Market Update: Oil Freeze Hard to Keep as Prices Sink Again

Market Update: Oil Freeze Hard to Keep as Prices Sink Again

Oil prices went down earlier this week after Libya, which has an exemption from output cuts, had increased its production by more than a factor of three during the past half a year. The most recent data also showed that Iran and Iraq had boosted their exports, which had further undermined analysts’ trust in the credibility and actual outcomes of the planned production freeze. Observers are moreover skeptical that the planned strategy might be simply not enough to offset two years of the continuous oversupply.

Following protracted and difficult negotiations, OPEC members and several other big global exporters including Russia finally agreed in December last year to cut production by almost 1.8 million barrels a day in total, or more than 1 percent of the world’s supply. However, Libya and Iran have been given exemptions because of the need to rebuild their economies following a civil war in case of Libya and post-sanctions economic considerations in case of Iran. Iraq was also given a special treatment when it was allowed to decrease its output only by a very little amount but then the Iraqi government prepared plans to increase exports anyway.

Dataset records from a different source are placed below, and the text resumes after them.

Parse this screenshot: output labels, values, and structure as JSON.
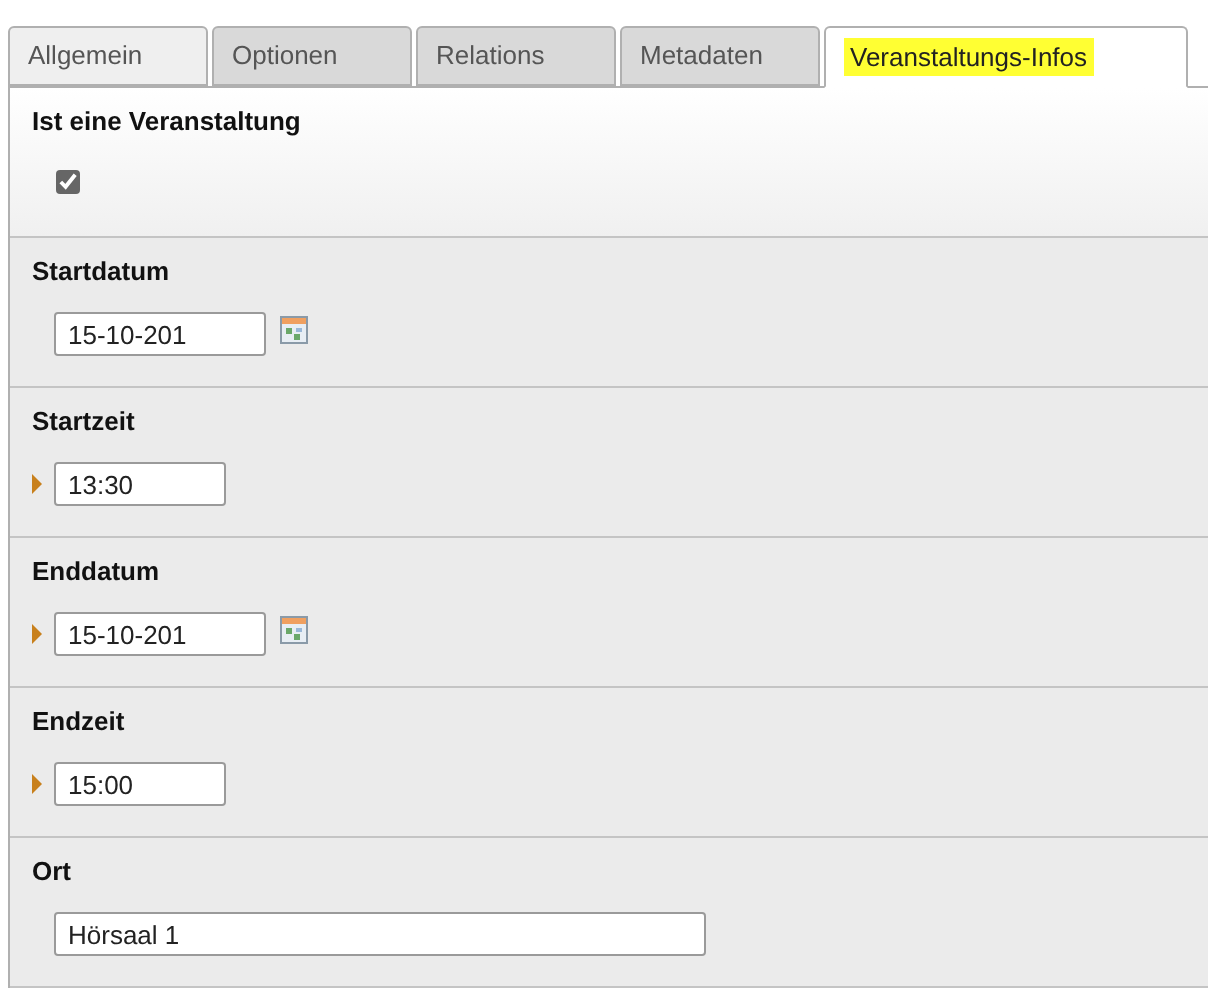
{
  "tabs": [
    {
      "label": "Allgemein",
      "selected": false
    },
    {
      "label": "Optionen",
      "selected": false
    },
    {
      "label": "Relations",
      "selected": false
    },
    {
      "label": "Metadaten",
      "selected": false
    },
    {
      "label": "Veranstaltungs-Infos",
      "selected": true
    }
  ],
  "fields": [
    {
      "kind": "checkbox",
      "label": "Ist eine Veranstaltung",
      "checked": true
    },
    {
      "kind": "date",
      "label": "Startdatum",
      "value": "15-10-201",
      "changed": false
    },
    {
      "kind": "time",
      "label": "Startzeit",
      "value": "13:30",
      "changed": true
    },
    {
      "kind": "date",
      "label": "Enddatum",
      "value": "15-10-201",
      "changed": true
    },
    {
      "kind": "time",
      "label": "Endzeit",
      "value": "15:00",
      "changed": true
    },
    {
      "kind": "text",
      "label": "Ort",
      "value": "Hörsaal 1",
      "changed": false
    }
  ]
}
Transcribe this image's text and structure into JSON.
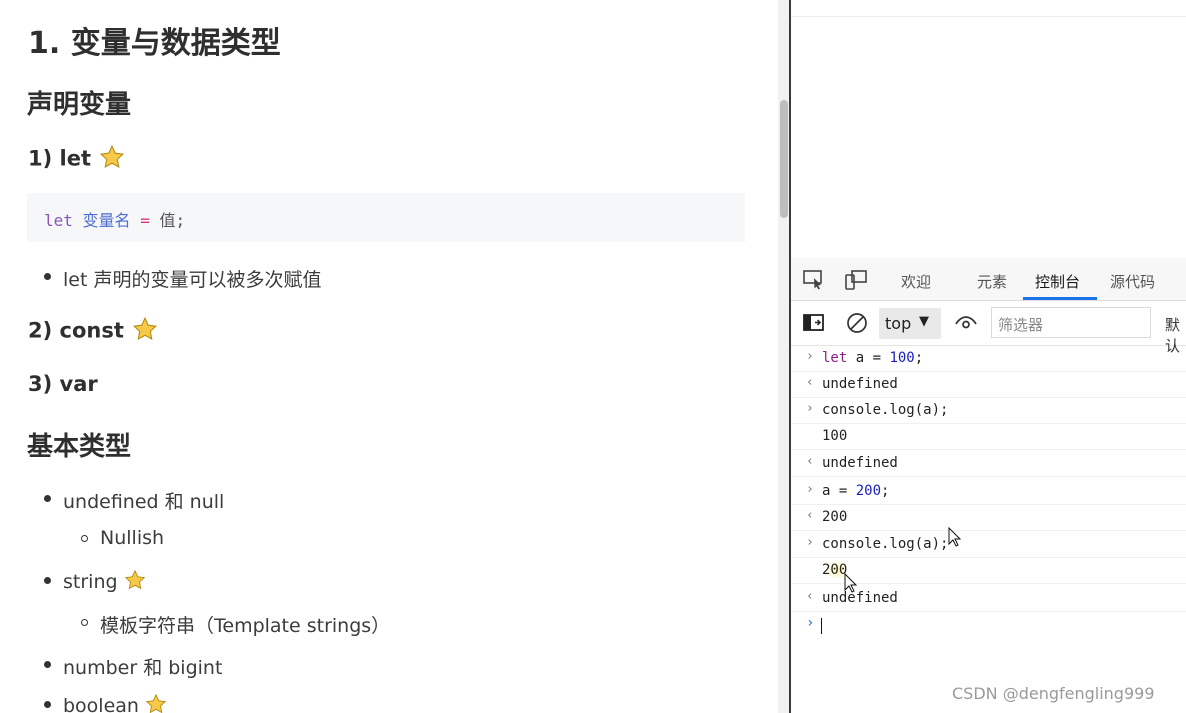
{
  "doc": {
    "h1": "1. 变量与数据类型",
    "section_declare": "声明变量",
    "let_heading": "1) let",
    "code": {
      "kw": "let",
      "name": "变量名",
      "eq": "=",
      "val": "值;"
    },
    "let_note": "let 声明的变量可以被多次赋值",
    "const_heading": "2) const",
    "var_heading": "3) var",
    "section_basic": "基本类型",
    "types": [
      {
        "label": "undefined 和 null",
        "sub": "Nullish"
      },
      {
        "label": "string",
        "sub": "模板字符串（Template strings）"
      },
      {
        "label": "number 和 bigint"
      },
      {
        "label": "boolean"
      }
    ],
    "star_color": "#f7c948"
  },
  "devtools": {
    "tabs": [
      "欢迎",
      "元素",
      "控制台",
      "源代码"
    ],
    "active_tab": "控制台",
    "context": "top",
    "filter_placeholder": "筛选器",
    "default_levels": "默认",
    "console": [
      {
        "kind": "input",
        "text": "let a = 100;"
      },
      {
        "kind": "return",
        "text": "undefined"
      },
      {
        "kind": "input",
        "text": "console.log(a);"
      },
      {
        "kind": "log",
        "text": "100"
      },
      {
        "kind": "return",
        "text": "undefined"
      },
      {
        "kind": "input",
        "text": "a = 200;"
      },
      {
        "kind": "return",
        "text": "200"
      },
      {
        "kind": "input",
        "text": "console.log(a);"
      },
      {
        "kind": "log",
        "text": "200"
      },
      {
        "kind": "return",
        "text": "undefined"
      }
    ],
    "accent": "#1a73e8"
  },
  "watermark": "CSDN @dengfengling999"
}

In case of Libya, the militias that once kept control of oil fields and ports have signed deals that allowed the National Oil Co., or NOC, to raise production to a three-year high this week, an NOC spokesman said. Iran, in contrast, is believed to have sold oil it had been holding in storage. Moreover, according to ClipperData, a company providing comprehensive data sets, analysis and commentary on global crude and refined product movements, Iraqi exports going through the southern oil ports of Basra were also at their highest in four years.